German police announced on Wednesday (11) that they had arrested a Briton who worked at his country’s embassy in Berlin on suspicion of selling documents to Russian intelligence services.
The man, identified only as David S., is 57 years old and was arrested in Potsdam, greater Berlin on Tuesday (10).
“At least once, he passed documents he had obtained due to his professional activities to a representative of the Russian intelligence services,” said the German prosecution. “He received money, in an as yet unknown amount, in exchange for the information.” According to the agency, there are “strong suspicions” that the suspect has been working for the Russians since November 2020.
German prosecutors said the Briton’s apartment and workplace were searched and he would be brought before a judge later on Wednesday.
According to the German portal Focus, the man handed Russians documents containing information about the UK’s counterterrorism actions.
The Russian Federal Security Service (FSB) and the Foreign Intelligence Service did not respond to Reuters requests for an interview. The Russian Embassy in Germany declined to comment on the case to Russian Interfax news agency.
The German Foreign Ministry said on Wednesday that “spying by an allied country on German soil is unacceptable” and that it will follow the investigations closely.
Relations between the UK and Russia are at their worst since former double agent Sergei Skripal was poisoned with Novichok in Salisbury, England in 2018.
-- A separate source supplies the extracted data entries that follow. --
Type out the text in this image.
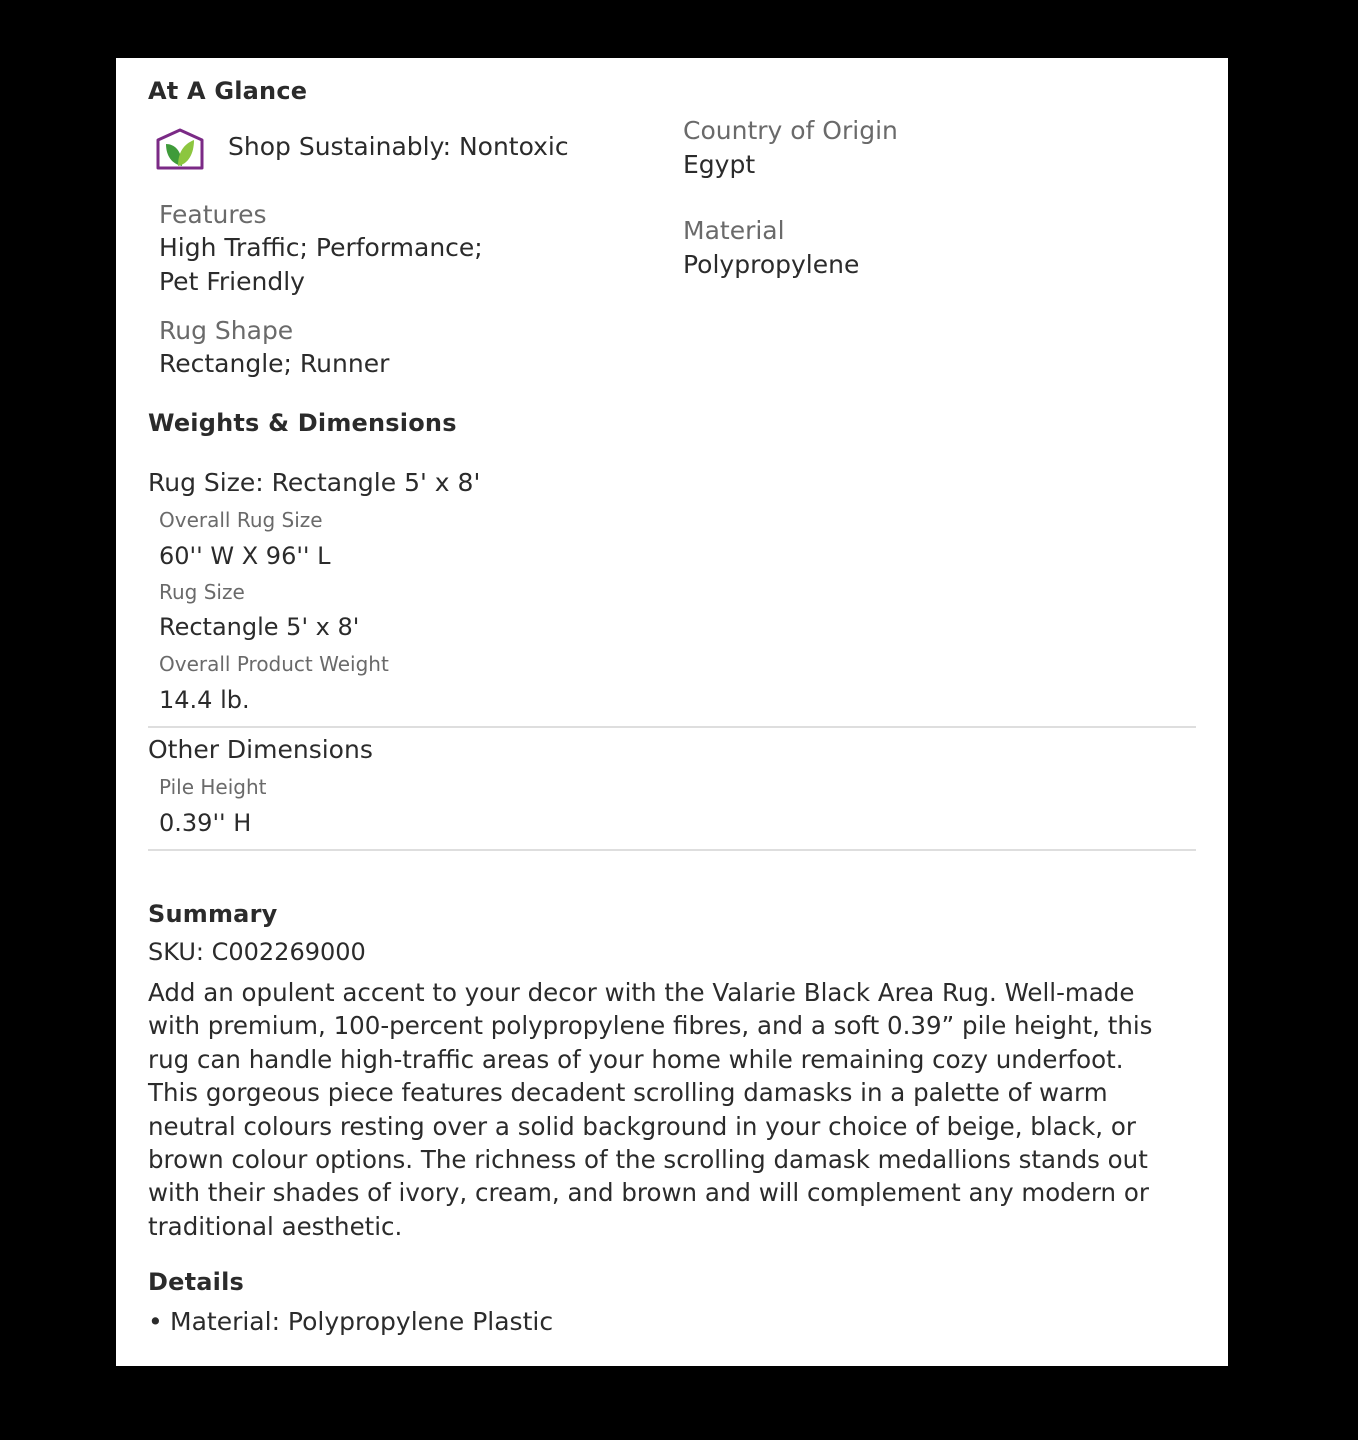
At A Glance
Shop Sustainably: Nontoxic
Features
High Traffic; Performance;
Pet Friendly
Rug Shape
Rectangle; Runner
Country of Origin
Egypt
Material
Polypropylene
Weights & Dimensions
Rug Size: Rectangle 5' x 8'
Overall Rug Size
60'' W X 96'' L
Rug Size
Rectangle 5' x 8'
Overall Product Weight
14.4 lb.
Other Dimensions
Pile Height
0.39'' H
Summary
SKU: C002269000
Add an opulent accent to your decor with the Valarie Black Area Rug. Well-made
with premium, 100-percent polypropylene fibres, and a soft 0.39” pile height, this
rug can handle high-traffic areas of your home while remaining cozy underfoot.
This gorgeous piece features decadent scrolling damasks in a palette of warm
neutral colours resting over a solid background in your choice of beige, black, or
brown colour options. The richness of the scrolling damask medallions stands out
with their shades of ivory, cream, and brown and will complement any modern or
traditional aesthetic.
Details
• Material: Polypropylene Plastic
The Kremlin has always denied any role in the affair, but the episode sparked a wave of expulsions of diplomats from London and allied countries, to which Moscow is responding, unprecedented since the end of the Cold War.
Previously, Alexander Litvinenko, an opponent of the Russian government in exile in the United Kingdom, was killed in November 2006 by poisoning with polonium-210, an extremely toxic radioactive substance. While dying, he accused President Vladimir Putin of being responsible for the poisoning.
In Germany there are a number of cases of espionage attributed to the Kremlin. At the end of June, German justice announced the arrest of a Russian scientist suspected of having transmitted information from a German university in Moscow. In addition, the German government has repeatedly accused the Russians of engaging in digital espionage.
But the issue that most raised tensions between the two countries was the attempted assassination of Russian opponent Alexei Navalni in August last year in Siberia. Navalni was taken into a coma in Berlin, where he received treatment, and was diagnosed with poisoning by German doctors, which also fell at Moscow’s expense.